Daft
Daft copied to clipboard
Add Unity Catalog Volume support
It would be great to start building out Volume support from Daft for Unity Catalog. Images and JSON feel like the highest prio to start with.
Right now Table supports looks like this:
# connect to UC
unity = UnityCatalog(endpoint, token)
# list catalog/schema/tables
print(unity.list_tables("unity.default"))
['unity.default.numbers', 'unity.default.marksheet_uniform', 'unity.default.marksheet']
# load table into Daft df
unity_table = unity.load_table("unity.default.numbers")
df = daft.read_delta_lake(unity_table)
It would be cool to be able to do something like this (pseudo-code):
# load volume
unity_volume = unity.load_volume("unity.default.images")
# get refs/urls per image
img_refs = unity_volume.get_references()
df_img = df.with_column("image_refs", img_refs)
df_img = df.with_column("image_bytes", df["image_refs"].uc_volume.download(on_error="null"))
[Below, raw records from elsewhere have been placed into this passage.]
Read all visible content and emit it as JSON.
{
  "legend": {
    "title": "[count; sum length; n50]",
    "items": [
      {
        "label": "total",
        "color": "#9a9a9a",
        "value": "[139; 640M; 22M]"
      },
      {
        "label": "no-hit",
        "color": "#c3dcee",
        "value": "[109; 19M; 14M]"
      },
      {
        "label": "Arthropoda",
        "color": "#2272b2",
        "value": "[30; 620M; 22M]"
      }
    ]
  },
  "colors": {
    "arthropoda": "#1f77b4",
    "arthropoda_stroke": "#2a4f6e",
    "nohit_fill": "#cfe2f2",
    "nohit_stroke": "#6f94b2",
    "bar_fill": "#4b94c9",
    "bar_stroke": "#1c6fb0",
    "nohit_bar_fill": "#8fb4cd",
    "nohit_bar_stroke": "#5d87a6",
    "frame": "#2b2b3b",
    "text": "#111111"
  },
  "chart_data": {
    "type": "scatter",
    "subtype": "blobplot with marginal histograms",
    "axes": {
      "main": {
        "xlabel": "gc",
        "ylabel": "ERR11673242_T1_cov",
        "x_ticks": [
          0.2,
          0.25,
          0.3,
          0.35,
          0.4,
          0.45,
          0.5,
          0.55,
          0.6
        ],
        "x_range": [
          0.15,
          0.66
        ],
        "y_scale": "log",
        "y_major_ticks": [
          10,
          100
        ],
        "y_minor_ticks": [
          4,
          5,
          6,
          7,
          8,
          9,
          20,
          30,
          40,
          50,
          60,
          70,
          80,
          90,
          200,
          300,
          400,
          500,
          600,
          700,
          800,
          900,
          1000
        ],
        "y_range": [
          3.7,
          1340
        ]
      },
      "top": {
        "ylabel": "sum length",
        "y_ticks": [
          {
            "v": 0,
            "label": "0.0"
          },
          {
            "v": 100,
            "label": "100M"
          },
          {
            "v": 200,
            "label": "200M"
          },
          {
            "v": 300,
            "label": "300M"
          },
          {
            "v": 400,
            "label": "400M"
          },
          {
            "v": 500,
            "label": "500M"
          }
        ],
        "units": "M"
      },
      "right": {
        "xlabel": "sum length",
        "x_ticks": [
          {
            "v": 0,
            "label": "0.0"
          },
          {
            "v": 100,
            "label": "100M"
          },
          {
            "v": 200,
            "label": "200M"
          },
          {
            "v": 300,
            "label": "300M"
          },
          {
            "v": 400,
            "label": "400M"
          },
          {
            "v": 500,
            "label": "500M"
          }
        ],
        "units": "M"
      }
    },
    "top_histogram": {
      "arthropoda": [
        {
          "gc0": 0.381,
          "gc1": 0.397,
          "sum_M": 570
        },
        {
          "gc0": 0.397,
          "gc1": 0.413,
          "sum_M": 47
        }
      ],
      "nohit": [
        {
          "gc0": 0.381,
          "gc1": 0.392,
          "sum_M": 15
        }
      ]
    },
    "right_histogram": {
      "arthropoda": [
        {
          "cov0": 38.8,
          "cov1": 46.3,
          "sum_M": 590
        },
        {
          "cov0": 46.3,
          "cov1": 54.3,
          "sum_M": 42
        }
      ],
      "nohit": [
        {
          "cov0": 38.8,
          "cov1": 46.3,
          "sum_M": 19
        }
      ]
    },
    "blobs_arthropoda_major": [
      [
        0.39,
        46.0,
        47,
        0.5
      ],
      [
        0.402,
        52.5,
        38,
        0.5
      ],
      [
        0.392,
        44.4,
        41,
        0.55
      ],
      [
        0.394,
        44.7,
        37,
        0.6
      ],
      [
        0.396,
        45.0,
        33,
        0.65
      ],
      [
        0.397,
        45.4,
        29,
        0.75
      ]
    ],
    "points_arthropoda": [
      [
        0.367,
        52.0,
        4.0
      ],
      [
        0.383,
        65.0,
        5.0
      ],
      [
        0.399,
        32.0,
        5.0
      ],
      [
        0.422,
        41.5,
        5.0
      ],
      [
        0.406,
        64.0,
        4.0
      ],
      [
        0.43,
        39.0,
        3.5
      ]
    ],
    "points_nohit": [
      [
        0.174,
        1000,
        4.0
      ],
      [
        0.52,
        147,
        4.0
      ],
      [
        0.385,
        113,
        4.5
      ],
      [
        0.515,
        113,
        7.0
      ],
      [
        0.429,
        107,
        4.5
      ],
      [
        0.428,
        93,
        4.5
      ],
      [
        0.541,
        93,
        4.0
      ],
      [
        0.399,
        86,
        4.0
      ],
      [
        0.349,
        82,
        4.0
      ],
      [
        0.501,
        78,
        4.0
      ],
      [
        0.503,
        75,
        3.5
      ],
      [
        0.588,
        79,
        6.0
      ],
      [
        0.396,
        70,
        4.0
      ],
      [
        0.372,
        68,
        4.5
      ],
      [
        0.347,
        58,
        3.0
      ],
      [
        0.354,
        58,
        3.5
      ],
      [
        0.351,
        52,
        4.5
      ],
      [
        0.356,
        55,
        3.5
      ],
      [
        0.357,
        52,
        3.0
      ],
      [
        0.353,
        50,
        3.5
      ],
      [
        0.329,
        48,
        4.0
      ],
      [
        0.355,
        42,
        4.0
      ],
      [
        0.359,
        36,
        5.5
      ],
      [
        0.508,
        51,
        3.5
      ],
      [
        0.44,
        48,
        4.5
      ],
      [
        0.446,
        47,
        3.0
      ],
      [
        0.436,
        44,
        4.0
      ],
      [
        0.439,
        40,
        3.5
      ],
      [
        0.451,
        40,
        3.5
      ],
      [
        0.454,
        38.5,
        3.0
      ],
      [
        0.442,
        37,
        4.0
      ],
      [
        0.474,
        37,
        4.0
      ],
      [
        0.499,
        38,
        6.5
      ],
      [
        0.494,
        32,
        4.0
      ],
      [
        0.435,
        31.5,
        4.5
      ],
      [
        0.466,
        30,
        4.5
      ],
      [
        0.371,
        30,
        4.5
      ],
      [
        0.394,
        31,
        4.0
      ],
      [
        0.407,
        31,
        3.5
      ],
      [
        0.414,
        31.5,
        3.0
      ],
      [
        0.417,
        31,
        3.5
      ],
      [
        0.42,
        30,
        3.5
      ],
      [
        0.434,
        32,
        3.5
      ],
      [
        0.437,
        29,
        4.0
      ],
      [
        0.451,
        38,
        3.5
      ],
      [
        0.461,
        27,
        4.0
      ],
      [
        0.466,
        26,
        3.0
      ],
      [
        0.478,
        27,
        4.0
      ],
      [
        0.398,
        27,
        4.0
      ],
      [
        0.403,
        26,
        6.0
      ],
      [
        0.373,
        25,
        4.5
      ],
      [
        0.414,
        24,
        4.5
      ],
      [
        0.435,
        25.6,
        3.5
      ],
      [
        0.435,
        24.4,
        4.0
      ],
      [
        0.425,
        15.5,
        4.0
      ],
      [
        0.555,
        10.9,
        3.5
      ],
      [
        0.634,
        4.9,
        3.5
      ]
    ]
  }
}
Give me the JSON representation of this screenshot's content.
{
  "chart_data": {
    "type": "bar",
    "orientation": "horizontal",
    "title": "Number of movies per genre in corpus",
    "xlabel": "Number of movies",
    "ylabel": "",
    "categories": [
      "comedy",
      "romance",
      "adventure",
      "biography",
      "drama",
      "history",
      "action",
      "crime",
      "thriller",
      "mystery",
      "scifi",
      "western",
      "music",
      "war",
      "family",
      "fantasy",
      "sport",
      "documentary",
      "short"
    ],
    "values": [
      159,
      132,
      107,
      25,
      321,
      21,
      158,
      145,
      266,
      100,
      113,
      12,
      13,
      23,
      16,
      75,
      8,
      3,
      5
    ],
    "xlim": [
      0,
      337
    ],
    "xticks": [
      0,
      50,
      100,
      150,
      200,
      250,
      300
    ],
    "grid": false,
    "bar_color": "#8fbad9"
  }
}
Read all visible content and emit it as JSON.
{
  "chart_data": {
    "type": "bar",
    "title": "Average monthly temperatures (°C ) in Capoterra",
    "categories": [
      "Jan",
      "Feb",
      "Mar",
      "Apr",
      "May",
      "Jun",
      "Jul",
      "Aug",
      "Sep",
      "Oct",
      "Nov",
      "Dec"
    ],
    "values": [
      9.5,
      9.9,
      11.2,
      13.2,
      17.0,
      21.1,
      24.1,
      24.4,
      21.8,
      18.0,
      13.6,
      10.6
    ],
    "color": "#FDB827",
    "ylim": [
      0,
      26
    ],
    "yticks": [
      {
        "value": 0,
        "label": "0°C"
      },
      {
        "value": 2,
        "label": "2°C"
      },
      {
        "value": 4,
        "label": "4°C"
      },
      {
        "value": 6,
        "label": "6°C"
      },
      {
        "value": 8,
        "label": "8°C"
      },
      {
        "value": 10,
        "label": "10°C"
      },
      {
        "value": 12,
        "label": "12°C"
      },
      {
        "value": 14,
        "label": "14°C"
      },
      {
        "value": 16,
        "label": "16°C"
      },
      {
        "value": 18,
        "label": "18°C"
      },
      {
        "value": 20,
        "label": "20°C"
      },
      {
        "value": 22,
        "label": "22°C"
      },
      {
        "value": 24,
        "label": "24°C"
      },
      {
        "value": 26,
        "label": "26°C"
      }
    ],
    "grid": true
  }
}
Of course, whatever API we design needs to be able to handle many different data types. Perhaps it makes more sense to introduce a sublevel per dtype, e.g.
-
.uc_volume.image.download()
-
.uc_volume.json.quey()
In this case we could leverage existing methods/expressions in the url
, image
and json
modules.
Curious to hear what other folks think.